Dass aber alle Sieger waren, wie es oft so schön heißt, stimmt in diesem Fall ganz besonders, denn das „endlich mal wieder was los“-Feeling war deutlich zu spüren. „Ich finde es super, neben dem à-la-carte-Geschäft endlich mal wieder einen kleinen Wettkampf machen zu können, das gibt einem neue Perspektiven“, so Maximilian Meyer.
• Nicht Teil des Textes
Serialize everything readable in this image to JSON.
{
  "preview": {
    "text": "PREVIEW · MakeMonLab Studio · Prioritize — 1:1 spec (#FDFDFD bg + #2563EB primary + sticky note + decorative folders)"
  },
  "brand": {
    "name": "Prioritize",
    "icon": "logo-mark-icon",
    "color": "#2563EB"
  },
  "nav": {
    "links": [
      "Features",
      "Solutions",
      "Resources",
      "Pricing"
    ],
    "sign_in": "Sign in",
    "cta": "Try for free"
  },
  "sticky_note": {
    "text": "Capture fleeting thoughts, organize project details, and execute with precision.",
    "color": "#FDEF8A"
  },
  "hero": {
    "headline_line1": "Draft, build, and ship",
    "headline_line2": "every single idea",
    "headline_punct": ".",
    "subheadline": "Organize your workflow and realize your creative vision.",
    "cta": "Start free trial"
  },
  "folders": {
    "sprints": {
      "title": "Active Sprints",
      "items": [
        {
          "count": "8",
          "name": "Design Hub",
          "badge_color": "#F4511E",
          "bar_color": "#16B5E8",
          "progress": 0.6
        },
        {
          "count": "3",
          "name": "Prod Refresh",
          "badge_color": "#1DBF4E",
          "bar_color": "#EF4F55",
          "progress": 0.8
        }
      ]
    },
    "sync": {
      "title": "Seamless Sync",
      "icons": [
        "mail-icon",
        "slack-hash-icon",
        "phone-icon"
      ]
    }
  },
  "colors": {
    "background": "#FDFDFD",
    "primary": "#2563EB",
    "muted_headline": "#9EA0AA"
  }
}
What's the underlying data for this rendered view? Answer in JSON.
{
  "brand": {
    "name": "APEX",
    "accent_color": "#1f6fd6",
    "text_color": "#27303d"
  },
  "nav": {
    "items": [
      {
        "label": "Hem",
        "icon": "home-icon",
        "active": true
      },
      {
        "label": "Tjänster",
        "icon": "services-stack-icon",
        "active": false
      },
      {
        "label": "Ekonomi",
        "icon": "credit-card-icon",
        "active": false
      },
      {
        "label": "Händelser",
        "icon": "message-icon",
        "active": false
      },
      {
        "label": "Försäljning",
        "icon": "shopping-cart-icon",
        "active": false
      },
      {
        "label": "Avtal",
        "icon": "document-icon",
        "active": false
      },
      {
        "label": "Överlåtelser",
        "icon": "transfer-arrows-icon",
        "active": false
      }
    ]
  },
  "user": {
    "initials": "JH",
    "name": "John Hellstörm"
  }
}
Nicht nur bei so einem „Kitchen Battle“, sondern ganz grundsätzlich wolle er für seine großenteils jungen Leute eine Bühne schaffen. „Damit sie sich selbst fordern und über sich hinaus wachsen“, so Claus Peter. „Weil wir so ein kleines Team sind, kann und muss hier jeder schnell Verantwortung übernehmen. Die Köche gehen mit in den Service und umgekehrt, ein Gegeneinander gibt es nicht. Wir brauchen uns untereinander. Nur so erreichen wir unser Ziel: Dass der Gast geht und sagt: Ich freue mich schon aufs nächste Mal.“
Bei uns wurde dieses Ziel auf jeden Fall erreicht. Wir freuen uns schon auf den nächsten Besuch – ob zu einem erneuten Battle oder einfach nur zum genussvollen Entspannen.